With my collective, we created a public festival in our city with workshops and discussions, addressing queer issues with an intersectional approach. It happens that some allied professionals ask for our opinions on various topics. For instance, we organized an event in collaboration with a group of psychologists on the topic of sexuality from an intersectional perspective. (S., 32, non-binary)

Relationships with LGBTQIA + Community Members

Overall, participants depicted an ambivalent connection to the larger LGBTQIA + community: being a member does not necessarily imply being trans-inclusive. While they found support within the TGD community, they also described a friction with stereotypical views and misconceptions about the trans experience, exclusive behaviors—such as ableism and cis-normativity, hegemonic concepts of masculinity and femininity, and exclusion of non-binary experiences.

I am always afraid that other people will not give me credibility. Some groups are very stereotypical and rooted in the binary logic of “men must do men”, to the point they think I am not trans enough. (P., 22, non-binary)

Participants call for a more inclusive and supportive community where the deconstruction of cis and transnormativity can take place. The highlight is the importance of embracing diverse narratives and identities, in line with the principle of intersectionality. After all, having a place and a community to belong to can sustain TGD people and allow them to flourish during their GAP and “feel like you have another family outside your home, where you can be understood” (N., 31, trans man).

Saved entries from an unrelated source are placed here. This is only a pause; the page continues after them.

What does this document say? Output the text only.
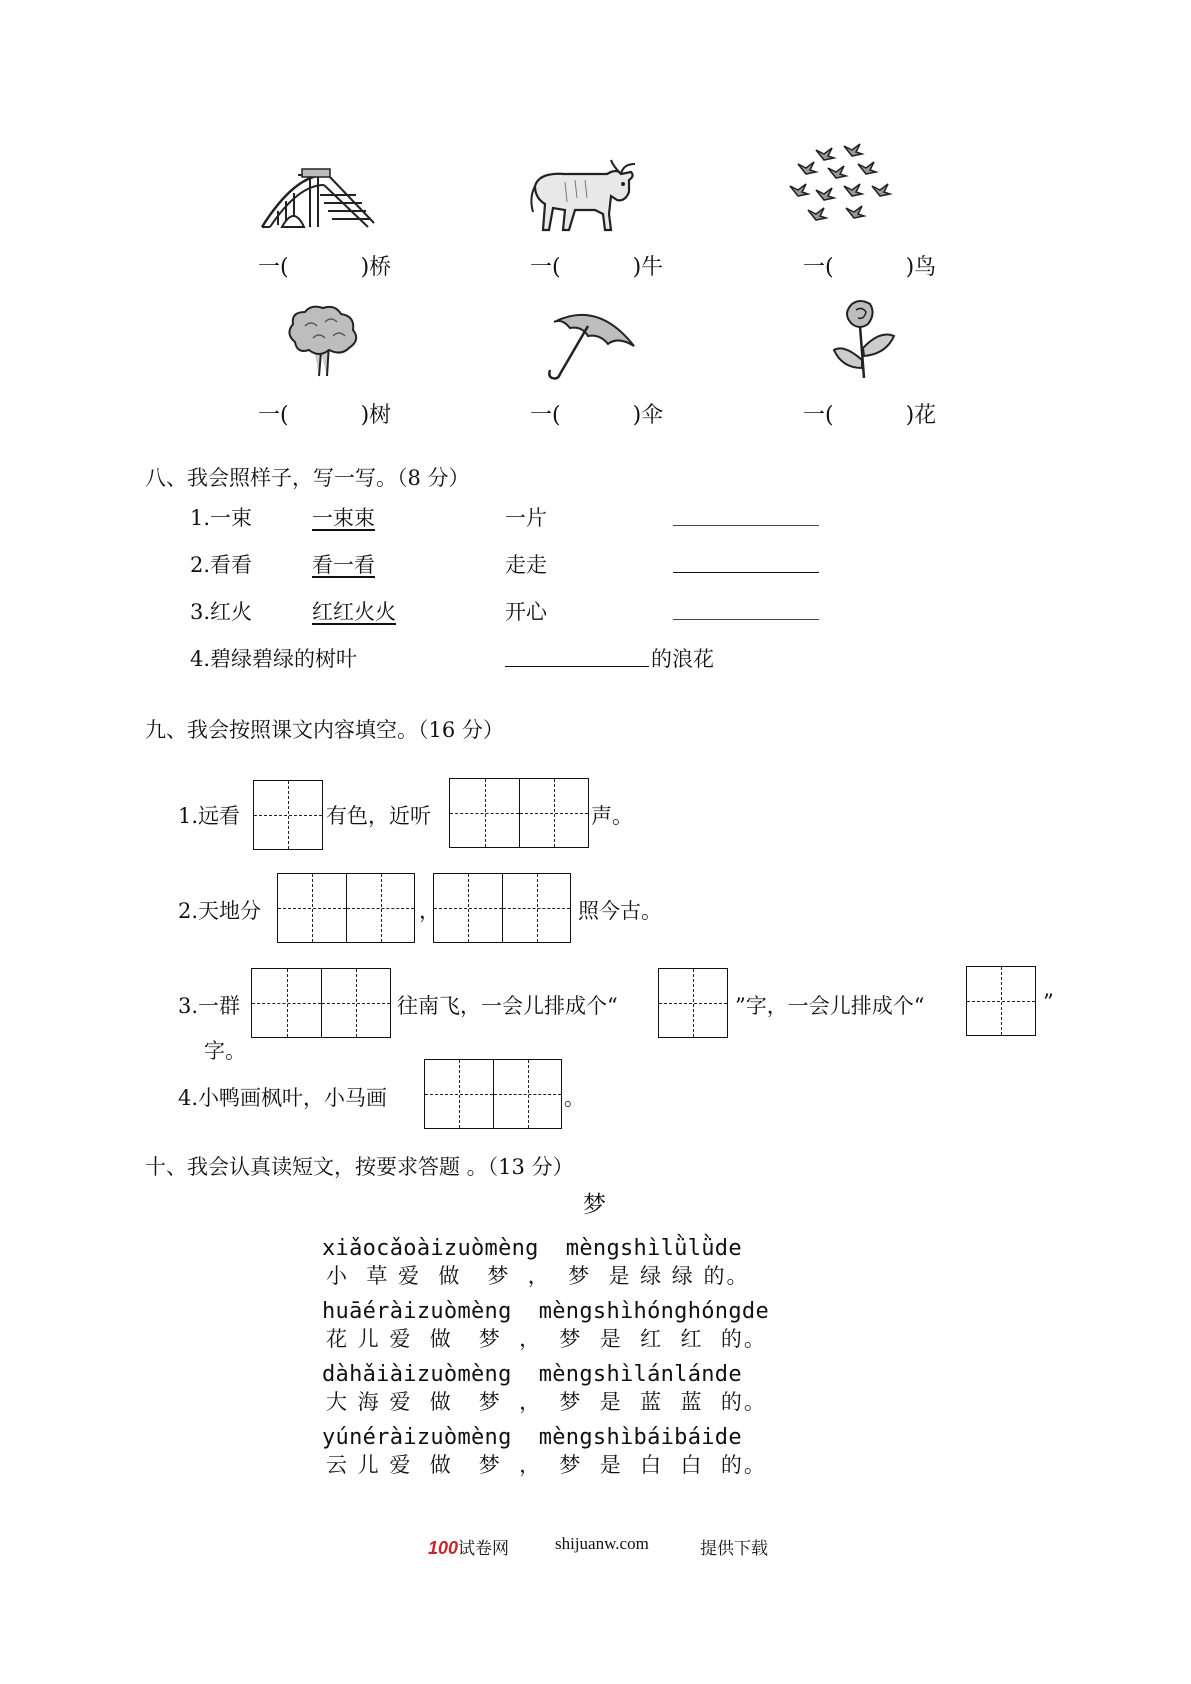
一(	)桥	一(	)牛	一(	)鸟
一(	)树	一(	)伞	一(	)花
八、我会照样子，写一写。（8 分）
1.一束	一束束	一片
2.看看	看一看	走走
3.红火	红红火火	开心
4.碧绿碧绿的树叶	的浪花
九、我会按照课文内容填空。（16 分）
1.远看	有色，近听	声。
2.天地分	，	照今古。
3.一群	往南飞，一会儿排成个“	”字，一会儿排成个“	”
字。
4.小鸭画枫叶，小马画	。
十、我会认真读短文，按要求答题 。（13 分）
梦
xiǎocǎoàizuòmèng  mèngshìlǜlǜde
小  草 爱  做   梦  ，  梦  是 绿 绿 的。
huāéràizuòmèng  mèngshìhónghóngde
花 儿 爱  做   梦  ，  梦  是  红  红  的。
dàhǎiàizuòmèng  mèngshìlánlánde
大 海 爱  做   梦  ，  梦  是  蓝  蓝  的。
yúnéràizuòmèng  mèngshìbáibáide
云 儿 爱  做   梦  ，  梦  是  白  白  的。
100试卷网	shijuanw.com	提供下载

However, participants reported experiencing mixed emotions concerning the responses of the LGBTQIA + community to their activist efforts. While some participants have been able to successfully initiate new inclusive procedures (e.g., remove the obligation to declare gender markers in the subscription form for an LGBTQIA + association) and start intersectional discussions within their groups (e.g., talking about ableism, fatphobia, and TGD identities). Nevertheless, transnormativity is hard to challenge since it is highly reinforced and legitimized by the GAP institutions.

At a party, I wanted to enroll in my association [LGBTQIA+], and they asked me to use my legal name. I couldn’t believe it. I cried and got angry, but then a person from the association told me to use my chosen name and we made a formal request to the national head office. Now, to become a member, you don’t need your legal name; you just need your tax code. It was an important achievement because something good came out of a difficult situation. (N., 31, trans man)

The quote presented underscores the difficulties in transforming procedures and perspectives. Activists often face significant challenges when attempting to change the rules, especially when the resistance comes from within the LGBTQIA + community itself. Challenging transnormativity can be particularly arduous, making the pursuit of inclusivity an even greater endeavor.

On a Facebook group for trans women, an older trans woman suggested that “to be a woman, you have to have huge breasts.” I took a screenshot of this post, removing her name and, I reposted it in another group, stating that we should combat these stereotypes rather than embracing them. As a result, the older trans woman contacted me privately, threatening me and stating, “you are not a woman,” “you look like a man, you are a faggot” Sometimes, it feels like a competition to prove who is more woman or more man. [...] We desire to be part of a community, to belong somewhere. Consequently, when you exist on the margins, there comes a point where you may do anything to fit in. (M., 21, trans woman)

Individual Level

From participants’ accounts, all institutional procedures are intended to legitimize and sustain the GAP experience within the framework of gender dysphoria exclusively. This further reinforces the trans rhetoric of being born in the “wrong body,” which is a source of suffering and a sense of inadequacy.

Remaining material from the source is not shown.